Mohamed Salah has been restored to Liverpool’s squad for the game against Brighton & Hove Albion after face-to-face talks with Arne Slot.

An improvement in relations follows Salah’s spectacular outburst last Saturday when, among other complaints after being dropped from the starting line-up, he said his relationship with the Liverpool head coach had broken down.

A stand-off had ensued since but eased sufficiently on Friday when Slot and Salah spoke at the club’s AXA training headquarters and there was enough ground given for the player to be included for the visit of Brighton.

It is understood that issues persist after the events of the past week and they will continue to be tackled by the Liverpool hierarchy and Salah’s representative, Ramy Abbas, while the Egypt forward is at the Africa Cup of Nations (Afcon).

In the meantime there is breathing space. The restoration of Salah to the match-day squad after he trained with the first team has been described as in the best interests of the club and came with Slot admitting he had not been “enjoying” the fallout.

Salah had previously identified Brighton’s visit as an opportunity to say goodbye to Anfield. He said he had invited his mother to attend in case it proved to be his last game for the club after 8½ years in which he has established himself as one of their greatest players and moved to third on Liverpool’s list of all-time goalscorers.

He is now scheduled to join up with Egypt afterwards for their Afcon campaign in Morocco, with the final of the tournament not scheduled until January 18.

Slot said prior to the tête-à-tête with the 33-year-old that he had no reason for wanting the attacker, who helped Liverpool win the Premier League title last season, to leave the club and conceded that he had found the situation uncomfortable.

Mohamed Salah

Salah said he had been “thrown under the bus” after being left out of the starting line-up in recent weeks

PETER BYRNE/PA

The Dutchman would not go into detail about who initiated the meeting but, prior to the get-together, he said: “The biggest factor is: do the best for the team and for the club. I haven’t said this before, but I can say I am definitely not enjoying this situation. It’s not like I’m happy we are in this situation by far.

“We have won the league together and he has done so much for the club. Ideally, you are not in a situation like this with your player. I am far from enjoying it, but I have to make my line-ups doing what is best for the club and for the team. That’s not to say that I [always get the desired outcome], but it is about my opinion. To tell you that I like it — no, I don’t like it and I’m not enjoying it.
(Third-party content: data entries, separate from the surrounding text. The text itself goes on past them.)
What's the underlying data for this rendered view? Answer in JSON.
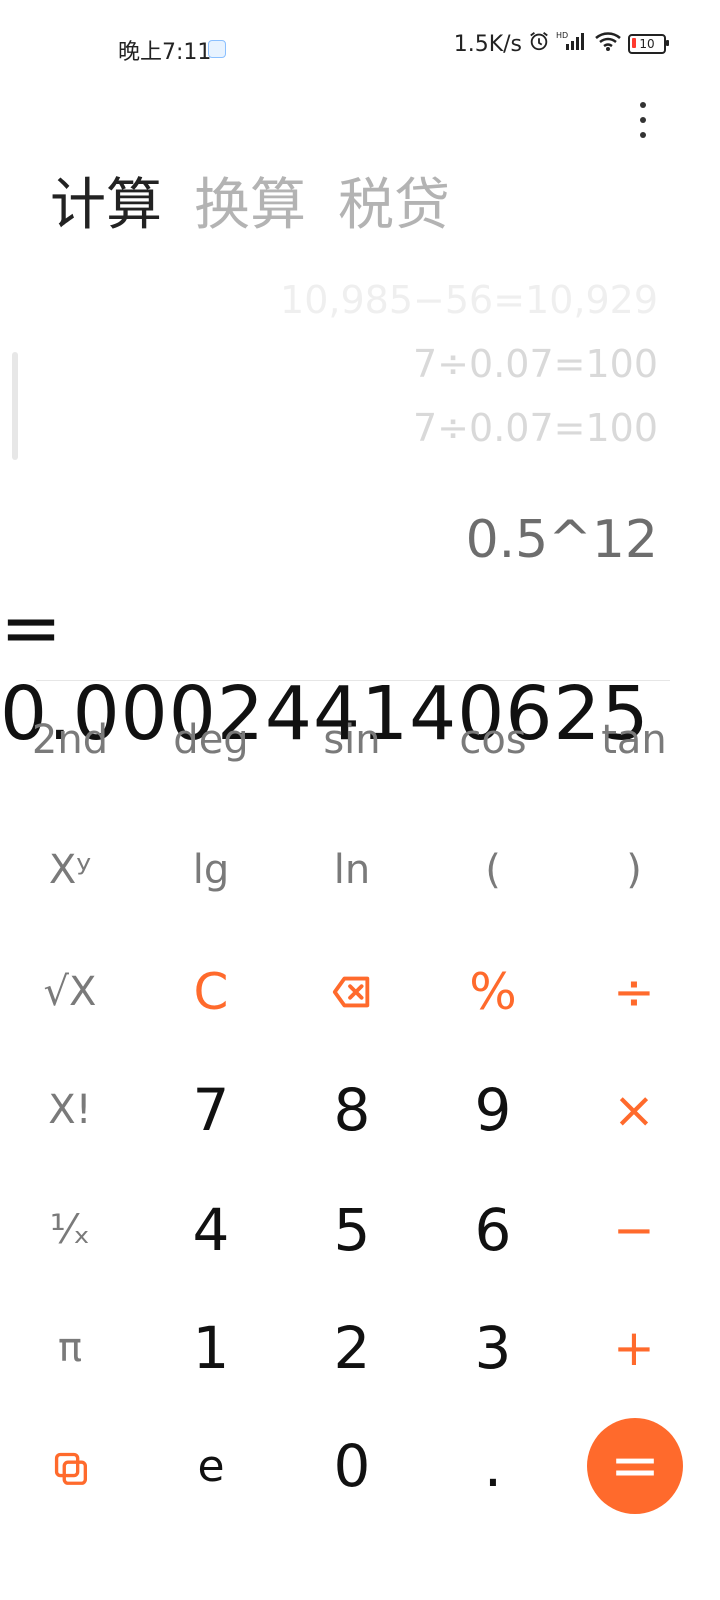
{
  "status": {
    "time": "晚上7:11",
    "net_speed": "1.5K/s",
    "hd": "HD",
    "battery": "10"
  },
  "tabs": [
    "计算",
    "换算",
    "税贷"
  ],
  "history": [
    "10,985−56=10,929",
    "7÷0.07=100",
    "7÷0.07=100"
  ],
  "current": {
    "expression": "0.5^12",
    "result": "= 0.000244140625"
  },
  "keys": {
    "row1": [
      "2nd",
      "deg",
      "sin",
      "cos",
      "tan"
    ],
    "row2": [
      "Xʸ",
      "lg",
      "ln",
      "(",
      ")"
    ],
    "row3": [
      "√X",
      "C",
      "⌫",
      "%",
      "÷"
    ],
    "row4": [
      "X!",
      "7",
      "8",
      "9",
      "×"
    ],
    "row5": [
      "¹⁄ₓ",
      "4",
      "5",
      "6",
      "−"
    ],
    "row6": [
      "π",
      "1",
      "2",
      "3",
      "+"
    ],
    "row7": [
      "⇄",
      "e",
      "0",
      ".",
      "="
    ]
  },
  "colors": {
    "accent": "#ff6a2c",
    "text": "#111111",
    "muted": "#7a7a7a"
  }
}
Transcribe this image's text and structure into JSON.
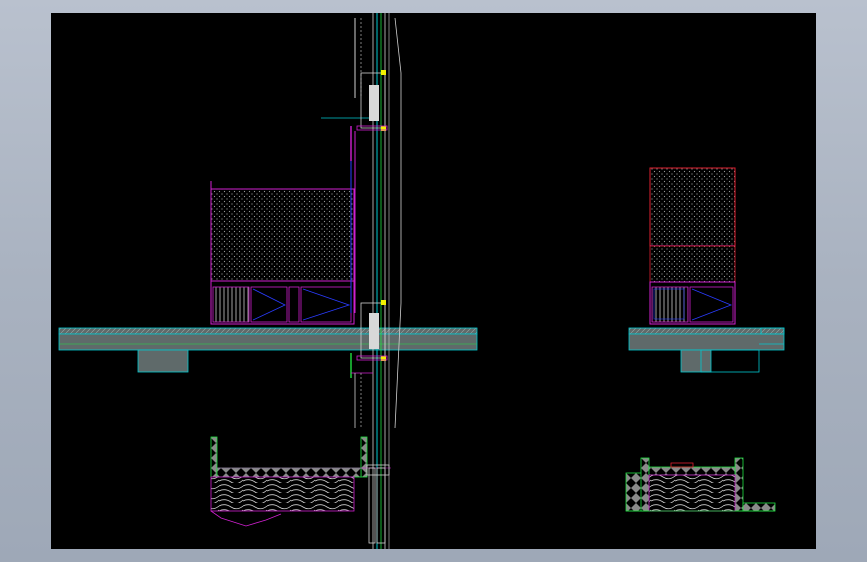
{
  "drawing": {
    "background": "#000000",
    "frame_background": "#aab3c1",
    "colors": {
      "magenta": "#d020d0",
      "cyan": "#00c8d0",
      "blue": "#2a3cff",
      "green": "#20e040",
      "yellow": "#f0f000",
      "red": "#e02030",
      "white": "#e8e8e8",
      "concrete": "#707070",
      "slab_fill": "#5f6a6a",
      "hatch": "#c8c8c8"
    },
    "icons": {
      "pattern_dots": "crosshatch-pattern",
      "pattern_lines": "vertical-slat-pattern",
      "pattern_wood": "wood-grain-pattern",
      "pattern_checker": "checker-pattern"
    }
  }
}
“If I can, and it is also good for the team and for the club, I would definitely prefer to [avoid a media circus on Saturday], because I don’t think it’s in the interests of the team and the club. I don’t think it’s a circus for me. But if it is a circus, that is not helpful for anyone. So you try to avoid it as long as you can do what is best for the team.”

It has been a dramatic week for the champions with Salah omitted from Slot’s plans for Tuesday’s Champions League tie with Inter Milan after his outburst in the wake of last weekend’s 3-3 draw with Leeds United.

The game at Elland Road had been the third successive match in which Salah had been demoted to the role of substitute and his frustration prompted the incendiary interview after the match in which he claimed he had been thrown “under the bus” and was being made the scapegoat for the team’s poor run of form.

While Liverpool were preparing for the game in the San Siro, which they won 1-0, Salah posted a picture on social media of himself training alone. Salah then met the former Liverpool captain Jordan Henderson, now of Brentford, in London for a meal on Wednesday, with the duo remaining close having shared title and Champions League success together under Jürgen Klopp.

Henderson also spent six months with Al-Ettifaq in the Saudi Pro League after leaving Anfield in the summer of 2023.

In the aftermath of Salah’s tirade, interest in the player from the Middle East had again intensified, with Al-Ittihad, who had a £150million offer for the winger rejected by Liverpool in September 2023, among the clubs monitoring matters.

Liverpool have won two and drawn two of the four matches Salah has not started or been involved in and Slot maintained that all selection decisions had been made by him, without interference from the club’s sporting director, Richard Hughes, or Michael Edwards, the chief executive of football for Fenway Sports Group, which owns Liverpool.

Slot also said he had discussed with Salah the reasons for leaving him out in a manner that reflected the former Basel, Chelsea and Roma player’s standing at the club. Several pundits had suggested Salah was entitled to be treated differently from other players at Liverpool given his stellar performances and Slot insisted that was the case.

“It depends on their status, how many times they’ve played, how long they are already inside the club,” Slot said prior to the meeting. “For me it’s obvious that it works like that. A young player or a squad player who has played once or twice doesn’t get the same time or information as a player who is playing on a regular basis, let alone if you are not playing a player who has played for so many years as a starter.

“[If someone claimed differently] that is then a situation where people have no clue how much I spoke to him. I know how much I spoke to him. It’s up to others to decide, if they knew, if that was enough. If it would have been 250 hours, was 250 hours enough? I know how much the two of us spoke, not only in the week before West Ham or before Sunderland or before Leeds, but also in recent weeks and months.”